Church sells stained glass window to stay open

BRATTLEBORO, Vt. — For almost 100 years, the multicolored image of St. John the Divine has gazed down from a stained glass window in the choir loft of First Baptist Church.

“When you see the sunlight coming through it on a Sunday morning, it’s just spectacular,” said church member Karen Davis, 59.

Now, the church may have to cash in on the value of the window — a Tiffany original.

Strapped for cash because of declining donations, attendance and collection-plate revenues, church leaders voted recently to seek bids and sell the 9-foot tall, 33-inch wide window, using the proceeds to sustain the church and a wintertime homeless shelter it runs in its fellowship room.

Church leaders are torn by the prospect of losing the window, but believe it’s the right thing to do if it keeps the church and shelter open.
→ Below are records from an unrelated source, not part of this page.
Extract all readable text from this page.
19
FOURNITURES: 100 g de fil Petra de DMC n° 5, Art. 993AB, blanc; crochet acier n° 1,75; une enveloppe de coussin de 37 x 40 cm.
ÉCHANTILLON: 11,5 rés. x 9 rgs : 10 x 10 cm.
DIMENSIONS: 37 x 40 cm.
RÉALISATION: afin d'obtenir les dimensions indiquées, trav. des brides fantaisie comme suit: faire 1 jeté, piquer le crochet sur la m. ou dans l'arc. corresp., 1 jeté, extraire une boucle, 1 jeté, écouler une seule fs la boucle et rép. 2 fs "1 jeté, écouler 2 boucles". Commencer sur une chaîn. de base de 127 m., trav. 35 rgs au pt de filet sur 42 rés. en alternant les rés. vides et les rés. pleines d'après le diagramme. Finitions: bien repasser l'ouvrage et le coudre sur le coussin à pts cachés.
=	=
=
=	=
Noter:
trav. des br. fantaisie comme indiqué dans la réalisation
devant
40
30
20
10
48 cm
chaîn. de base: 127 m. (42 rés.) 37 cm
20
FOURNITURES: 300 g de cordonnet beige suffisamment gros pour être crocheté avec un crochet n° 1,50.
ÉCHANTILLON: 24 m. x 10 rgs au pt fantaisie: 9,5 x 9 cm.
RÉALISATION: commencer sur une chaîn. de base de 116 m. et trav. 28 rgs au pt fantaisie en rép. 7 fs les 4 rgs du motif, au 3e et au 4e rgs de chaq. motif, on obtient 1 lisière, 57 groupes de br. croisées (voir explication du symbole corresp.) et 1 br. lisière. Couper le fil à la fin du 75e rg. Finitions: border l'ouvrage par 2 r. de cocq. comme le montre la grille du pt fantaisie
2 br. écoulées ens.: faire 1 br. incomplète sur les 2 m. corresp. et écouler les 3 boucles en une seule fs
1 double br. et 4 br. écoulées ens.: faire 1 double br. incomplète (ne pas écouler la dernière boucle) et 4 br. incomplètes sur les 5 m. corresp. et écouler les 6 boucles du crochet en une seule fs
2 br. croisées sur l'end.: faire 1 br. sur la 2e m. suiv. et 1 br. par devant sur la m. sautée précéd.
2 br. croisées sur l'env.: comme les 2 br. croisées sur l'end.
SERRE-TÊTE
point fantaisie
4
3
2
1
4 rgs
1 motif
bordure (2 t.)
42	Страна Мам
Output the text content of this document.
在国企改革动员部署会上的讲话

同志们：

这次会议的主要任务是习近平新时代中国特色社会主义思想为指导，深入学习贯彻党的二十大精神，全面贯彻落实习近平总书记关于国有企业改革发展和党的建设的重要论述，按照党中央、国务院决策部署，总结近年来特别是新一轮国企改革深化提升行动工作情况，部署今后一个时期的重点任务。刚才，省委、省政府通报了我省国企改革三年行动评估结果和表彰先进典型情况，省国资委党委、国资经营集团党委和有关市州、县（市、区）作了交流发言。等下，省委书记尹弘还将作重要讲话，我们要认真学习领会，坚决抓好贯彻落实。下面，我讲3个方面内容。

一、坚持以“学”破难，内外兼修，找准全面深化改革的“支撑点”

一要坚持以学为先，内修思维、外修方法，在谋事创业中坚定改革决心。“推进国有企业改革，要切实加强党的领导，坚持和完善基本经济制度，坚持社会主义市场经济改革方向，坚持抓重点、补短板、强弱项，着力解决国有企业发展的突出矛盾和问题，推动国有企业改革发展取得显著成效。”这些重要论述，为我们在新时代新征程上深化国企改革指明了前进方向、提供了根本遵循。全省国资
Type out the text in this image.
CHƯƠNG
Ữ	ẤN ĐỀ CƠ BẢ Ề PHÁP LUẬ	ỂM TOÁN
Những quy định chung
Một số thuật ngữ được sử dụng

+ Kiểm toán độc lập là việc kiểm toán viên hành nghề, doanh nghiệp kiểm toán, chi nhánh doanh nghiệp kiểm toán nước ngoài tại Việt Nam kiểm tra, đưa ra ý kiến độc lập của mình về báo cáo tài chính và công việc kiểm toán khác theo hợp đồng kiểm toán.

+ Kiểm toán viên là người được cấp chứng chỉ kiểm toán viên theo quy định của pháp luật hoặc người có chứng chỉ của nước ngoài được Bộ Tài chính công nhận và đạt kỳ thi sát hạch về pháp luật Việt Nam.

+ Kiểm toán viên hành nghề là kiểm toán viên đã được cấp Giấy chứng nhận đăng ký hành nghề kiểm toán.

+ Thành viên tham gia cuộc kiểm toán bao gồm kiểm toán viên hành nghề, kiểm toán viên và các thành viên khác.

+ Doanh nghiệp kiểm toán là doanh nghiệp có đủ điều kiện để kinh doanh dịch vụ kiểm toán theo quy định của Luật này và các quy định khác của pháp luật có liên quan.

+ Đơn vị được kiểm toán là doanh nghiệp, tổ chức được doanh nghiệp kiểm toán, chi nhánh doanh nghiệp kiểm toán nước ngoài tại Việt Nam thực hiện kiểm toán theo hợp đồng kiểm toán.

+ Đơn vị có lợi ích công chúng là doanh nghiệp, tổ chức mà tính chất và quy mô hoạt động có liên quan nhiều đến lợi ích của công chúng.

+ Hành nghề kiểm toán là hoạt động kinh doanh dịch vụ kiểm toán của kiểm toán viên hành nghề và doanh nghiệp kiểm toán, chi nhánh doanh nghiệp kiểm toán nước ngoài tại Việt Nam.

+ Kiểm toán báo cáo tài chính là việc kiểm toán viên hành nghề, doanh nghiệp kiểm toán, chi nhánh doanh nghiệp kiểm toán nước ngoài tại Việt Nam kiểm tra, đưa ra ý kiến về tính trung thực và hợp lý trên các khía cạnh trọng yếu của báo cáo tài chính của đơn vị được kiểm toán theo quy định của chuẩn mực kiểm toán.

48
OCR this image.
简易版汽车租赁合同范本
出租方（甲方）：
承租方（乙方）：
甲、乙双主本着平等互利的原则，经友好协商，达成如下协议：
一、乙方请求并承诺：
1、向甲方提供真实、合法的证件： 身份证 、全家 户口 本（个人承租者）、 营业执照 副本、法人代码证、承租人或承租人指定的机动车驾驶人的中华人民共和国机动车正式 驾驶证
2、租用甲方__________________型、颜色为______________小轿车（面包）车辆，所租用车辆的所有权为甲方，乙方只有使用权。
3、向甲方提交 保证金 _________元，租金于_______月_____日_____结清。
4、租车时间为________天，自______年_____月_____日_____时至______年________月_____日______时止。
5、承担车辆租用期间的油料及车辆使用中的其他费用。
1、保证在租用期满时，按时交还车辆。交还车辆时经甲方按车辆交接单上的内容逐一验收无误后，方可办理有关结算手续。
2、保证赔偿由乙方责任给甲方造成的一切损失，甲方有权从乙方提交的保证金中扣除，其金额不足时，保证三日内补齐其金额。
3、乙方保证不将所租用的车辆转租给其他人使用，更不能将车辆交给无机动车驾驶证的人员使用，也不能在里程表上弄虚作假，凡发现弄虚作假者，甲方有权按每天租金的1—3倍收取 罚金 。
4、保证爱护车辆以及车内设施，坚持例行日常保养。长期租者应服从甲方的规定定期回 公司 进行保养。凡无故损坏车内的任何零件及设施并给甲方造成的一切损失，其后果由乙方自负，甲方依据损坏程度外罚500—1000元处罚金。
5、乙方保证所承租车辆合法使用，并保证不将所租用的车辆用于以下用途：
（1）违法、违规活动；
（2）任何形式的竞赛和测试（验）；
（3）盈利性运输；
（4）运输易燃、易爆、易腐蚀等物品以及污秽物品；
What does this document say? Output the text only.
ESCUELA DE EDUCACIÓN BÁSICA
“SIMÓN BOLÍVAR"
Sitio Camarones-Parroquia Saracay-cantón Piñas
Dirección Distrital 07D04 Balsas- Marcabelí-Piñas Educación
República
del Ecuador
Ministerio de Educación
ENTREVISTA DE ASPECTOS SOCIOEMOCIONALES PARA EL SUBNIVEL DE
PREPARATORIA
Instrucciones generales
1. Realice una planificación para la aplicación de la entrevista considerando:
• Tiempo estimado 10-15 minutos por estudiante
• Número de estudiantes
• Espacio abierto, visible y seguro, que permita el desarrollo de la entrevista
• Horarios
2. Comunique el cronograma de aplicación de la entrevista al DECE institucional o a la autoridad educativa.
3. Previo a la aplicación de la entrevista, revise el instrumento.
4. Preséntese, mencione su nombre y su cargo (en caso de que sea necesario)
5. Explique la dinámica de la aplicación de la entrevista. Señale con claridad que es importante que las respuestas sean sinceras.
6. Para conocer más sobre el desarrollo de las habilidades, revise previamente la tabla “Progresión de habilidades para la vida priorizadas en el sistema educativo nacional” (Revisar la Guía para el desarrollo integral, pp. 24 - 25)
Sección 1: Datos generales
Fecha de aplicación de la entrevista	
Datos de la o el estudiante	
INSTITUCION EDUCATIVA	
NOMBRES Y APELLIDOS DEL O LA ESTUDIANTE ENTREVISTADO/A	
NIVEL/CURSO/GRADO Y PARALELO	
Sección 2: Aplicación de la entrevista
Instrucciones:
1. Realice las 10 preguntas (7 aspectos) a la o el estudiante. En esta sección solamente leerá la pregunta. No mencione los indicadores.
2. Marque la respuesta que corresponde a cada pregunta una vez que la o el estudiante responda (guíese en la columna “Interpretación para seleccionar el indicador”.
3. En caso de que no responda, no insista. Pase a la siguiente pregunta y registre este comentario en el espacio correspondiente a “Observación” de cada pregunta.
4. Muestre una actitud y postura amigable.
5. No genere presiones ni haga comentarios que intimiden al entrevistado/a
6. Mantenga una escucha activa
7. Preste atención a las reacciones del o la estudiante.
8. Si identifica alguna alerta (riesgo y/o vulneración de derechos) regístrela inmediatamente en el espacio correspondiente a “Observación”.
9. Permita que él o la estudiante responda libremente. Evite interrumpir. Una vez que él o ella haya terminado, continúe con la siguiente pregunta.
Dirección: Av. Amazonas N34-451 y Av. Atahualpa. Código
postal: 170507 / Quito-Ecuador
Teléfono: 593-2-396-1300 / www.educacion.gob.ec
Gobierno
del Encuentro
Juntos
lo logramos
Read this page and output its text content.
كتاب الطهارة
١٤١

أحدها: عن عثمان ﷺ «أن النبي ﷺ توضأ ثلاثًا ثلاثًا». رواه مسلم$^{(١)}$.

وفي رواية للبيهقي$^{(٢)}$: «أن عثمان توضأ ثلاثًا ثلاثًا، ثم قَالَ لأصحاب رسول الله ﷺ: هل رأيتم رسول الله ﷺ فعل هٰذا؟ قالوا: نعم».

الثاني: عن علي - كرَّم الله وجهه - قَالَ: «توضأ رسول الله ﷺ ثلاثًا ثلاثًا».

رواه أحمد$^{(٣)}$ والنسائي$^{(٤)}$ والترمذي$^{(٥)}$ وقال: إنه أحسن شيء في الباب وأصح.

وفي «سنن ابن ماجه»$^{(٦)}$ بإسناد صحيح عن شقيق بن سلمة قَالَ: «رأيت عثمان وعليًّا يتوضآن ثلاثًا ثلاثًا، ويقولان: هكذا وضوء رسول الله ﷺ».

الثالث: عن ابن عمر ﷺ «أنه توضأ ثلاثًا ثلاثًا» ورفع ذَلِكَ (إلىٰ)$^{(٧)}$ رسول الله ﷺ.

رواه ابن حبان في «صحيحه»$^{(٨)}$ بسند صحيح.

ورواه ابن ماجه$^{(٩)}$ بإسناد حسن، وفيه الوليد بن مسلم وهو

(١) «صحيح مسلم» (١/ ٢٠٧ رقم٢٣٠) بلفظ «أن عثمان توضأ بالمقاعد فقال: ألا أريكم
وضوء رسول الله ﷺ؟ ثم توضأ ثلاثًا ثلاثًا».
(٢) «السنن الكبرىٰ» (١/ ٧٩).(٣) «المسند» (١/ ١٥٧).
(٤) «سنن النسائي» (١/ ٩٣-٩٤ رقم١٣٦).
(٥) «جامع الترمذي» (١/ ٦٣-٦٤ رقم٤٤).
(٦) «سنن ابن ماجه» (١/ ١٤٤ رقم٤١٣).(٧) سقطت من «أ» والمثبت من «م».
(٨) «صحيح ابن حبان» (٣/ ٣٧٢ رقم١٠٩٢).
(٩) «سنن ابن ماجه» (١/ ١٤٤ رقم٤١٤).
They’re down to their last $8,000.

“No one wants to see this Tiffany go,” said the Rev. Suzanne Andrews, the pastor. “But when it came down to the question of do we sell the Tiffany to keep our doors open for the ministry of God, then the decision became quite clear to all of us, that this Tiffany window — as beautiful as it is — is a material thing.”

Churches of all denominations have been hit by the recession and have responded in various ways.

“Probably the largest thing churches have done is terminated positions, frozen salaries, reduced benefits and some have even stopped making retirement benefit payments,” said Phill Martin, of the National Association of Church Business Administration.

The cavernous, 19th-century stone building, whose 140-foot spire rises above the middle of Main Street in this southern Vermont town, is struggling with rising expenses and falling revenues. Last year, it cost $34,000 just to heat the place, and roof repairs are needed.

The 88-member congregation’s attendance at Sunday services has dropped to about 35 people in recent years.

Hoping to cut costs, the church’s trustees voted last February to make Andrews a part-time minister and to lay off sexton George Goulet, the only other full-time church staffer. Now, some of the homeless men who flock to the church to stay warm — the program runs from Thanksgiving to spring — clean the toilets and vacuum the red carpeting.

Last month, trustees voted 20-4 to take bids on the window. The decision was wrenching.

The Roman arch-style window shows St. John the Divine, a book in his left hand and a blue sky and water behind him, in the distance. It is signed by Louis Comfort Tiffany, a scion of the New York jewelry house Tiffany &Co., who dominated the stained glass business in America in the late 1800s and early 1900s.

Parting with the window will be difficult for parishioners.

“I voted for it, but in my heart it’s a memorial window in memory of some people who did a lot for this church,” said trustee Sylvia Seitz, 76, of Guilford, who’s attended the church since 1969. “It’s more important to keep the church going, even without the window. But it leaves a bad taste in your mouth.”

Others see the vote as something to celebrate, saying it represents the sacrifice of something material for a greater spiritual good — benefiting the poor.

It’s not the first church to use valuable stained glass windows in lean times.

In Elizabeth, N.J., St. John’s Episcopal Church recently agreed to sell three of its Tiffany-made windows to a collector to raise money for operations.

“Windows get sold off if a church loses members. It’s not common, but it does happen,” said Richard Gross, editor and media director for the Stained Glass Association of America, based in Raytown, Mo.

“I am impressed with their willingness to really live the gospel message,” he said. “It’s tragic to have to sell off a stained glass window. As a stained-glass person, it breaks my heart. But how many people would go to that extreme?”

Removal can be tricky, and finding a buyer no easy thing.

“The value is in the eye of the beholder,” said Donald Samick, a stained-glass window appraiser in Wyckoff, N.J., who worked on the New Jersey church’s project. “If there are enough windows on the market, sometimes it’s flooded and it drives down the price.”

He estimated the value of the First Baptist Church’s window at between $60,000 and $80,000.

For now, church leaders who had hoped to make at least $50,000 on the sale have two bids in hand — a New York window broker offering $75,000 and a California collector who bid $70,000. No closing date for bids has been established.

Hopefully, they say, more bids will come. But they’re hoping for some divine intervention in the form of a benefactor who might donate money or buy the window but leave it in place.